Immerhin, Telse Meyer-Grell ließ das Haus nicht verkommen und konservierte den Zuschauerraum mit all seinem 50er-Jahre-Charme. Sodass das Hansa-Theater 2009 wiedereröffnet werden konnte, zunächst temporär auf Initiative des Hamburger Abendblatts, das zum eigenen 60. Geburtstag 60 Tage lang das Varieté wiederaufleben lassen wollte. Diese erste Saison unter den neuen Leitern Ulrich Waller und Thomas Collien erwies sich allerdings als durchschlagender Erfolg, weswegen seither in den Wintermonaten vor vollem Haus gespielt wird, im Laufe der Jahre unter anderem mit dem schwedischen Einradfahrer Eric Ivarsson, der französischen Jongleuse Françoise Rochais und dem chinesischen Seiltänzer Cong Tian.

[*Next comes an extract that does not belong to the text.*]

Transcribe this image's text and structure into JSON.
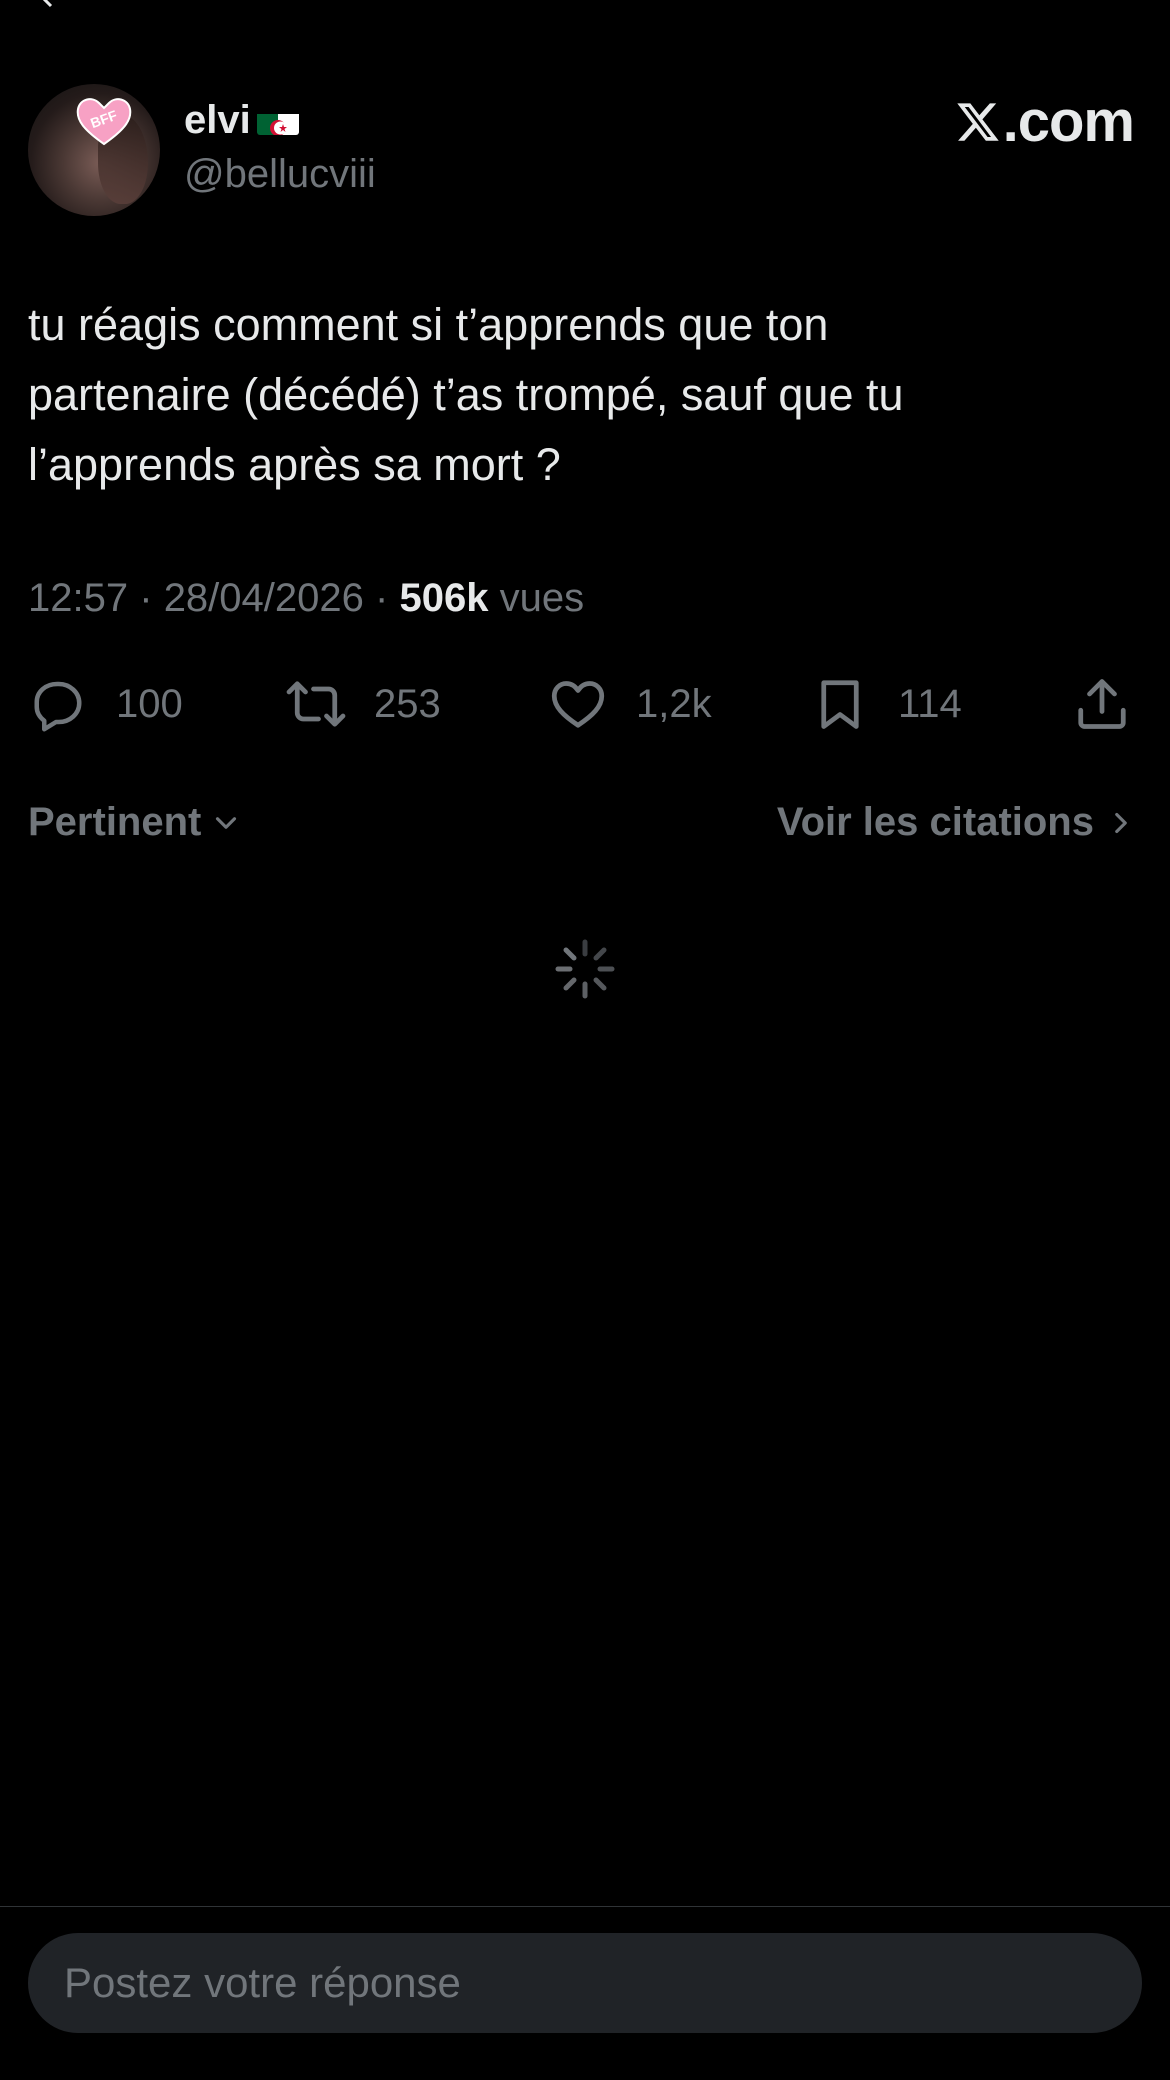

Was man allerdings bei solch klingenden Namen nicht mehr findet: einen scharfen politischen Satiriker wie Wolfgang Neuss. Zumindest am Sonnabend des Jahres 2019 hat sich die Politik in eine Schrumpfform verwandelt, die darin besteht, dass Conférencier Horst Schroth in einer Ansage eher halblustig über gendergerechte Sprache lästert: „Hannover wird bald in Hannovsie umbenannt, Mannheim in Frauheim.“ Haha. Muss man das gut finden? Nein, muss man natürlich nicht. Das ist ja das Schöne am Varieté: Das eine gefällt einem, das andere nicht, und wenn der erste Witz im Rohr krepiert, dann zündet der nächste bestimmt. Also: räuspern, Freude auf die nächste Nummer. Auf den belgischen Schattenspieler Hans Davis.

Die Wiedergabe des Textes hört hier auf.